EDMONTON, Alta. – Worker safety is being put at risk by lack of oversight for a program that fast-tracked guest workers in Alberta’s oil patch, the Alberta Federation of Labour has charged.
As reported today by CBC news, workers at the Husky Sunrise project in the Alberta oil sands have come forward with accounts of significant safety violations and near misses caused by inexperienced and unqualified workers hired through the Alberta Pilot for Occupation-Specific Work Permits, a special fast-track stream of the Temporary Foreign Worker program.
“When it comes to the Temporary Foreign Worker Program, we’ve raised concerns about wage suppression, exploitation of foreign workers and the displacement of Canadians. But now it’s becoming clear that the program also has serious implications for workplace safety,” Alberta Federation of Labour president Gil McGowan said.
“What we’re seeing is that employers have been using the Alberta Occupation-Specific pilot program to hire unskilled workers to do skilled work in oil sands construction. Without the proper skills and training, these workers are putting themselves and others at risk of serious injury or even death.”
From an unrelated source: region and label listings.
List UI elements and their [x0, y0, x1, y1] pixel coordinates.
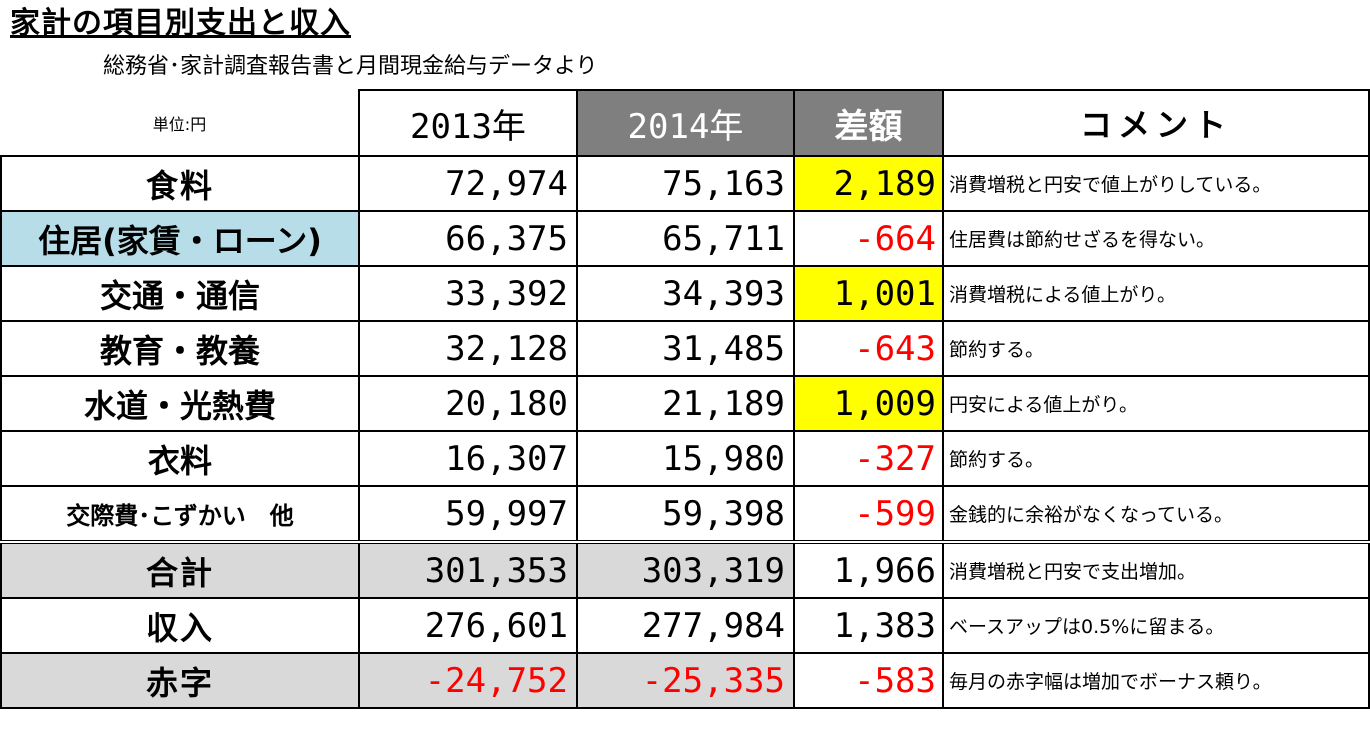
value-2013: 72,974	[358, 155, 578, 212]
value-2013: -24,752	[358, 652, 578, 709]
row-label: 交際費･こずかい 他	[0, 485, 360, 543]
table-row-utilities: 水道・光熱費 20,180 21,189 1,009 円安による値上がり。	[0, 375, 1370, 432]
header-2014: 2014年	[576, 89, 795, 157]
value-2013: 32,128	[358, 320, 578, 377]
table-row-clothing: 衣料 16,307 15,980 -327 節約する。	[0, 430, 1370, 487]
value-2014: 34,393	[576, 265, 795, 322]
comment: ベースアップは0.5%に留まる。	[942, 597, 1370, 654]
table-row-social: 交際費･こずかい 他 59,997 59,398 -599 金銭的に余裕がなくな…	[0, 485, 1370, 543]
row-label: 水道・光熱費	[0, 375, 360, 432]
value-diff: -599	[793, 485, 944, 543]
value-2014: 277,984	[576, 597, 795, 654]
value-2014: 21,189	[576, 375, 795, 432]
header-comment: コメント	[942, 89, 1370, 157]
comment: 金銭的に余裕がなくなっている。	[942, 485, 1370, 543]
row-label: 教育・教養	[0, 320, 360, 377]
value-diff: -643	[793, 320, 944, 377]
row-label: 住居(家賃・ローン)	[0, 210, 360, 267]
header-row: 単位:円 2013年 2014年 差額 コメント	[1, 89, 1370, 157]
comment: 節約する。	[942, 320, 1370, 377]
page-title: 家計の項目別支出と収入	[10, 6, 351, 41]
header-2013: 2013年	[358, 89, 578, 157]
value-2013: 20,180	[358, 375, 578, 432]
value-diff: 1,009	[793, 375, 944, 432]
value-diff: 2,189	[793, 155, 944, 212]
row-label: 交通・通信	[0, 265, 360, 322]
table-row-deficit: 赤字 -24,752 -25,335 -583 毎月の赤字幅は増加でボーナス頼り…	[0, 652, 1370, 709]
row-label: 合計	[0, 540, 360, 599]
comment: 消費増税と円安で支出増加。	[942, 540, 1370, 599]
comment: 消費増税と円安で値上がりしている。	[942, 155, 1370, 212]
value-diff: 1,383	[793, 597, 944, 654]
row-label: 衣料	[0, 430, 360, 487]
value-2014: 65,711	[576, 210, 795, 267]
value-2014: 31,485	[576, 320, 795, 377]
value-diff: -327	[793, 430, 944, 487]
comment: 住居費は節約せざるを得ない。	[942, 210, 1370, 267]
row-label: 赤字	[0, 652, 360, 709]
comment: 毎月の赤字幅は増加でボーナス頼り。	[942, 652, 1370, 709]
value-diff: -664	[793, 210, 944, 267]
value-diff: 1,966	[793, 540, 944, 599]
comment: 節約する。	[942, 430, 1370, 487]
value-2013: 59,997	[358, 485, 578, 543]
value-2014: -25,335	[576, 652, 795, 709]
table-row-transport: 交通・通信 33,392 34,393 1,001 消費増税による値上がり。	[0, 265, 1370, 322]
unit-label: 単位:円	[1, 90, 360, 157]
value-diff: 1,001	[793, 265, 944, 322]
table-row-housing: 住居(家賃・ローン) 66,375 65,711 -664 住居費は節約せざるを…	[0, 210, 1370, 267]
table-row-total: 合計 301,353 303,319 1,966 消費増税と円安で支出増加。	[0, 540, 1370, 599]
value-2014: 303,319	[576, 540, 795, 599]
value-2014: 75,163	[576, 155, 795, 212]
comment: 消費増税による値上がり。	[942, 265, 1370, 322]
row-label: 収入	[0, 597, 360, 654]
household-expense-table: 単位:円 2013年 2014年 差額 コメント 食料 72,974 75,16…	[0, 89, 1370, 709]
table-row-income: 収入 276,601 277,984 1,383 ベースアップは0.5%に留まる…	[0, 597, 1370, 654]
value-2013: 33,392	[358, 265, 578, 322]
row-label: 食料	[0, 155, 360, 212]
header-diff: 差額	[793, 89, 944, 157]
value-2013: 66,375	[358, 210, 578, 267]
table-row-education: 教育・教養 32,128 31,485 -643 節約する。	[0, 320, 1370, 377]
value-diff: -583	[793, 652, 944, 709]
comment: 円安による値上がり。	[942, 375, 1370, 432]
value-2014: 15,980	[576, 430, 795, 487]
table-row-food: 食料 72,974 75,163 2,189 消費増税と円安で値上がりしている。	[0, 155, 1370, 212]
value-2013: 301,353	[358, 540, 578, 599]
page-subtitle: 総務省･家計調査報告書と月間現金給与データより	[103, 54, 598, 79]
value-2013: 16,307	[358, 430, 578, 487]
value-2014: 59,398	[576, 485, 795, 543]
value-2013: 276,601	[358, 597, 578, 654]
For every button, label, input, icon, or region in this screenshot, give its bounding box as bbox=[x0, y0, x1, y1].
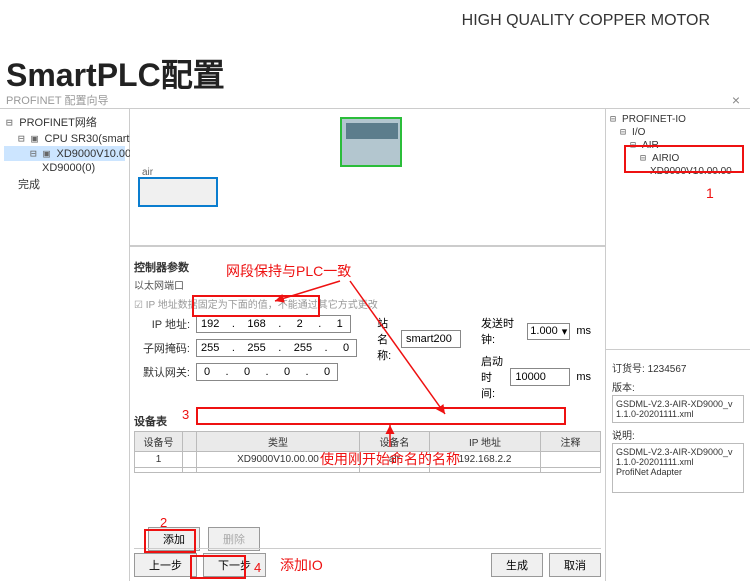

Originally launched in June 2011, the Pilot allowed employers to hire unqualified workers from abroad for specific occupations without first demonstrating that efforts had been made to offer the jobs to qualified Canadians. Information on the Pilot is difficult to obtain, but based on what’s available, the Alberta Federation of Labour estimates that only 24 per cent of guest workers hired under the Occupation-Specific fast track are fully qualified as tradespeople.
“We fear that some of the guest workers given a work permit through the Pilot are unqualified as tradespeople and unfit to work on Alberta industrial construction sites because of their inability to effectively communicate with coworkers,” McGowan said in a letter asking the federal Auditor General to conduct a non-partisan review of the program. “Everybody wants to ensure that Canadian workplaces are safe workplaces. An audit of this program would help ensure that standards are maintained, and could prevent injuries and deaths.”
When it began, the Pilot was originally just for the steamfitter/pipefitter trade, but was expanded in September 2012 to include six additional occupations. On July 31 of this year, the Pilot was ended as part of the government’s changes to the Temporary Foreign Worker program, but work permits already granted under the program are still in place and an estimated 2,000 workers brought in through the pilot are still at Alberta worksites.
“When it comes to safety issues, the government shouldn’t just be waiting around for these work permits to expire,” McGowan said. “If there are workers on these sites who are not trained, and who pose a risk to their co-workers, the government needs to act.”
Unlike other Temporary Foreign Worker programs, the Alberta Pilot for Occupation-Specific Work Permits did not require employers to fill out Labour Market Impact Assessments – the documents that are supposed to ensure that there was an attempt to hire Canadians to do the work. Because of this lack of paperwork, it has been difficult until now for the public to obtain information about how the program is being misused.